An important strength of the present methodology is population-based sampling of individuals exposed to a natural disaster, which affords some control for the gene-environment correlation (the propensity of genetic factors to influence exposure to environmental conditions) that limits many genetic investigations. However, change in smoking behavior was assessed using a single item, collected 6–9 months following hurricane exposure, introducing the potential for recall bias. Further, due to the relatively low prevalence of participants who reported increased smoking post-hurricane in this sample, we had limited power to examine to examine the role of other potentially important variables.
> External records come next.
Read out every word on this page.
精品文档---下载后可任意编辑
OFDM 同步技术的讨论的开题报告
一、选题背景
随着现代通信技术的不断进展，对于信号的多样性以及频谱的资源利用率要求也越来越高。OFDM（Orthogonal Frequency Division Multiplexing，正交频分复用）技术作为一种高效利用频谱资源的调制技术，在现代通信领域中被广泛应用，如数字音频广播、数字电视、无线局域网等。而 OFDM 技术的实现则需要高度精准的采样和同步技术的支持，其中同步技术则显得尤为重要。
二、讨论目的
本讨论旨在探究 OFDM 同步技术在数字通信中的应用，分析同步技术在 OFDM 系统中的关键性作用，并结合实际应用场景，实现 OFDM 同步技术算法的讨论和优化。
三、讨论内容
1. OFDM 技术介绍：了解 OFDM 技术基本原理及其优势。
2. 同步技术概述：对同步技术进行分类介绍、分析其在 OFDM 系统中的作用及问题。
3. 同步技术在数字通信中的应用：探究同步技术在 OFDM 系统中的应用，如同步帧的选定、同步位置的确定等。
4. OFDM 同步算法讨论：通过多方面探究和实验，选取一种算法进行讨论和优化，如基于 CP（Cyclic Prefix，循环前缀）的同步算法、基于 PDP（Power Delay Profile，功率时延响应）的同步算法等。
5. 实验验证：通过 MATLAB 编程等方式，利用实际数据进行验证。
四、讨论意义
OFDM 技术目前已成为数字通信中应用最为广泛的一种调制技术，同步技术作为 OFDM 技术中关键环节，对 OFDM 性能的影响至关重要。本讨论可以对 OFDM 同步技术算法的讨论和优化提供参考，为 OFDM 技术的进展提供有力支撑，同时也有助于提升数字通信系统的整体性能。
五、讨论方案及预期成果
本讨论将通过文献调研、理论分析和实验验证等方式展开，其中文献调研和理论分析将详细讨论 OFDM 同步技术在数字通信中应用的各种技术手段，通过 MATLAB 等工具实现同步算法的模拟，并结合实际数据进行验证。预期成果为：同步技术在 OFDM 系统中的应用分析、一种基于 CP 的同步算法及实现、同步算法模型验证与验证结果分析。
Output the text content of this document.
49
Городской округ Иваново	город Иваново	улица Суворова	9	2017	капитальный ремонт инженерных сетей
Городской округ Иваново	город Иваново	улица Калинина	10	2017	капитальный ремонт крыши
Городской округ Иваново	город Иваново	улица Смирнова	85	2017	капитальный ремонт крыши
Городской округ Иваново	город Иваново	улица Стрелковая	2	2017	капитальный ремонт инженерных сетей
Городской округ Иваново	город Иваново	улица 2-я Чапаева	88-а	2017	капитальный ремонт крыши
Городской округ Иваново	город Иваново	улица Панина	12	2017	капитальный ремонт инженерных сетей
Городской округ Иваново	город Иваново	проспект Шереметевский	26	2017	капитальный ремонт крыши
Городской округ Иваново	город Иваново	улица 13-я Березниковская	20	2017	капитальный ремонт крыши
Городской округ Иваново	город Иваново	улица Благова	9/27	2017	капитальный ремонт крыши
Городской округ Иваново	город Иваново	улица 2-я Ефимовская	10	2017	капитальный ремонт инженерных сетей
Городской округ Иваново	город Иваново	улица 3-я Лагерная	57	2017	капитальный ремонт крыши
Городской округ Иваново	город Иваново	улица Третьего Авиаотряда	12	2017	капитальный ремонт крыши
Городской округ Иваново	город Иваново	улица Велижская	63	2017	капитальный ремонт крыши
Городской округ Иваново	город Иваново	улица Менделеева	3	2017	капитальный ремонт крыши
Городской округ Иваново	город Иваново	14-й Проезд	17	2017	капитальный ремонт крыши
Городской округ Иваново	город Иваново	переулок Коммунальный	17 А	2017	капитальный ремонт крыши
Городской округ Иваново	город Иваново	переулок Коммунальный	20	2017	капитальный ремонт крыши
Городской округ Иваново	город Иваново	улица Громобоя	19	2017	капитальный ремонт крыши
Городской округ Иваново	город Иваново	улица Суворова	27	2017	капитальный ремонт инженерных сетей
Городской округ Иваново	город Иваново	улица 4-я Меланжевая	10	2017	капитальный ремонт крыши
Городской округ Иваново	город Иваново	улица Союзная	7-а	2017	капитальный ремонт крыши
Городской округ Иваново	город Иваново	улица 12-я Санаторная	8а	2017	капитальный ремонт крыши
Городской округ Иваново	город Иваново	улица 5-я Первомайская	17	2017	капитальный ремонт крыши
Additional research is needed to replicate and extend our findings. However, our results suggest that studying a recently disaster-exposed sample is both feasible and may improve power to find gene-phenotype associations.
This research was supported by NIMH grant MH05220, NIMH and NIN research grant MH07055, and NIDA grants K24 DA15105, R01 DA12690, and R01 DA12849. Dr. Amstadter is supported by NIMH grant 18869. Dr. Koenen is supported by NIMH grants K08-MH070627 and MH078928.
The authors declare no conflicting financial or other competing interests.